Laurie Montgomery asked me what I don't capitalise 'god' in the 'About Me' section of this blog. I appreciate the question - and while I don't have a firm rule about the grammar of names for the divine, some wider thoughts below: A note on God: I don’t think we can really talk about God. The name cannot begin to conceive of what ‘God’ might actually be. Woody Allen famously asserted that asking him about his belief or non-belief in God was pointless given that he couldn’t even get his typewriter to work. Dealing with small things is difficult enough without facing the deepest existential questions. Given that I don’t use a typewriter, I’ll risk just a little more theologising than Woody, but still bear in mind that whatever we say about God will be inadequate. My friend Pete Rollins writes beautifully about what he calls a/theism – the idea that our best ideas of God will fall short; by the same token, our most profound denials of God cannot come close to describing what Meaning is.
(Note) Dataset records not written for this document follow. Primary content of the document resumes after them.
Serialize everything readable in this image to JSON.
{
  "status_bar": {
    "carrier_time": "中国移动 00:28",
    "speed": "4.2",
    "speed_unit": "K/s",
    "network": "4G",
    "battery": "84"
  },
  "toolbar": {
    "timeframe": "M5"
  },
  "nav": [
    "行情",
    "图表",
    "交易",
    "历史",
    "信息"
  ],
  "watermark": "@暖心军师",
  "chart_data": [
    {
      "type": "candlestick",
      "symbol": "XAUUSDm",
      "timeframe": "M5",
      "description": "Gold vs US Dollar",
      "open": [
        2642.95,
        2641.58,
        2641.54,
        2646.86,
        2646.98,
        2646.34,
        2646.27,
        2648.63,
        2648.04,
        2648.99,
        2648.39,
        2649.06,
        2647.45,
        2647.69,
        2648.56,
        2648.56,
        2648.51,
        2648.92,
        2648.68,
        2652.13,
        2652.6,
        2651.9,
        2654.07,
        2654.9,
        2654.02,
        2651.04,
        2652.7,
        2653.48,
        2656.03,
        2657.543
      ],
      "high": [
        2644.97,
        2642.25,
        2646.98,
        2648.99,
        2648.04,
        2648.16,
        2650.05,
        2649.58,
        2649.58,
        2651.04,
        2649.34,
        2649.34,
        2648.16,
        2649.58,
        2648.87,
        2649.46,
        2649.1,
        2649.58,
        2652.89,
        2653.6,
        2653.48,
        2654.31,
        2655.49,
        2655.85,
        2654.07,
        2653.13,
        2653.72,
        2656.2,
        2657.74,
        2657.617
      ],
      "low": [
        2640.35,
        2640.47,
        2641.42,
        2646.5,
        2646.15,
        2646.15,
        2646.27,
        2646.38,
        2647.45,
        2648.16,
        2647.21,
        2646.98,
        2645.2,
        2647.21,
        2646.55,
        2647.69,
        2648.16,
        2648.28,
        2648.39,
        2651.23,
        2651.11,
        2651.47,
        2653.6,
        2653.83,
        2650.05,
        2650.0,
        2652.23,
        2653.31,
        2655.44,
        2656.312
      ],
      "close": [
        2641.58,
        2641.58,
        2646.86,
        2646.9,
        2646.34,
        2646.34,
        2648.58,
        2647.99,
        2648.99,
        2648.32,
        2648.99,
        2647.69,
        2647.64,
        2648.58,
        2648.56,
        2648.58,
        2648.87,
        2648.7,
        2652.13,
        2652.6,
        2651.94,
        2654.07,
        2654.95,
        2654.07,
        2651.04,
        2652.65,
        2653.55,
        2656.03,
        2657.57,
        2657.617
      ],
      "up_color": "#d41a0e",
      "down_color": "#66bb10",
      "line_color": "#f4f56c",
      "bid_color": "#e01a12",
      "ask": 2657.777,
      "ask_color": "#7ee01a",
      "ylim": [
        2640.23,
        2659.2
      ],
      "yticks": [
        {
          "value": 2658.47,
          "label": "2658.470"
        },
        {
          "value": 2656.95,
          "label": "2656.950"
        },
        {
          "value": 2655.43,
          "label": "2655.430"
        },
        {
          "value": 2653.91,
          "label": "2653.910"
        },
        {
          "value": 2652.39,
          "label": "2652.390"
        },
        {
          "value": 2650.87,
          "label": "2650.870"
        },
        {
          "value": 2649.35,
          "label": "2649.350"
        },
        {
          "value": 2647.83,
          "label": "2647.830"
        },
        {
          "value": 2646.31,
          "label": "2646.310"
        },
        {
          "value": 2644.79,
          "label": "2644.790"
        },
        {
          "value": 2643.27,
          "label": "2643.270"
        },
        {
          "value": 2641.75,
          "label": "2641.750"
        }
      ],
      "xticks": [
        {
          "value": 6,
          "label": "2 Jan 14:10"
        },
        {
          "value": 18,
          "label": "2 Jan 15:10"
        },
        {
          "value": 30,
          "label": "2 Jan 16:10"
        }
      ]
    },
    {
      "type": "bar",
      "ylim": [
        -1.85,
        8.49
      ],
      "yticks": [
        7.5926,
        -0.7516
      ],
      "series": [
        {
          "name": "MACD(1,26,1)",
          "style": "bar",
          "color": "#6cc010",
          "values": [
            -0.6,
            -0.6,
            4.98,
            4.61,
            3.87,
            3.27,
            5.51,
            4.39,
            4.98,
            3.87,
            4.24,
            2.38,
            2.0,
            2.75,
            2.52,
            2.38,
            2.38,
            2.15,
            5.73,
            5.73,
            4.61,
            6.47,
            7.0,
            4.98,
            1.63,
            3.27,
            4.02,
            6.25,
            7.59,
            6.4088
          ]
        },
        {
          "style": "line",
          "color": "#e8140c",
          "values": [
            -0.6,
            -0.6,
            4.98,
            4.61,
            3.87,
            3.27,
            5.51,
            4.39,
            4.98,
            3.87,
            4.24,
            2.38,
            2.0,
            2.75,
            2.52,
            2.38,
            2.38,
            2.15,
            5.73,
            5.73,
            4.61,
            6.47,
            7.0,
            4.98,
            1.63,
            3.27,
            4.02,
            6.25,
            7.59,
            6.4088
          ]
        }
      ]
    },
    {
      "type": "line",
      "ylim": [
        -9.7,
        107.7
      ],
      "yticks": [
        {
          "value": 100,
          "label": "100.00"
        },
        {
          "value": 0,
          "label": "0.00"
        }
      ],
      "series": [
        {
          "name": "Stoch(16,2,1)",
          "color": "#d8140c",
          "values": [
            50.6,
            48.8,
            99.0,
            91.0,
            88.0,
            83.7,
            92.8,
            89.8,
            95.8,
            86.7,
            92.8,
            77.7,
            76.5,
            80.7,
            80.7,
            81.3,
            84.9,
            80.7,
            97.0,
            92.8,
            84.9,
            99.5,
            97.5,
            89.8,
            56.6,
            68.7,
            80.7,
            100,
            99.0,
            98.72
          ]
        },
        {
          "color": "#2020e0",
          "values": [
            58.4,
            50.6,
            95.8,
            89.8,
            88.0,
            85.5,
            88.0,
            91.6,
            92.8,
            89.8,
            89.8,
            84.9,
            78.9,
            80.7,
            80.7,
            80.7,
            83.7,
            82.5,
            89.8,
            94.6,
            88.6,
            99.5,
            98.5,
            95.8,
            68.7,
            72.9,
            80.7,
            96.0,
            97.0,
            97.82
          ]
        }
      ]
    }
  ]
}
On the one hand, the notion that the Ground of all Being can be restricted to only having personal attributes makes God nothing more than a more powerful version of Santa Claus. On the other, the rejection of the idea of there being Something Beyond us seems to me to be rooted in disappointment with life at least as much as with a rigorous commitment to science, as many proponents of so-called ‘non-belief’ would want to say. For the record, I don’t think God/god/G-d is a magician in the sky, nor a friendly but more capable universal grandfather. Nor do I think we came from nowhere and have nowhere to go. Talk about ‘God’ is always inadequate; it’s far too big a word that it can’t fail to destabilise any sentence that tries to contain it. The paradox is that I think we have to talk about God if we are to discover what it means to be human. So I apologise for the failure of my words to convey what I mean – and I hope you can trust that when I use the word ‘god’ I’m talking about something unimaginable. And that my assumption about this ‘God/god/g-d’ is simple: he, she or it is either made of love, or we’re in trouble.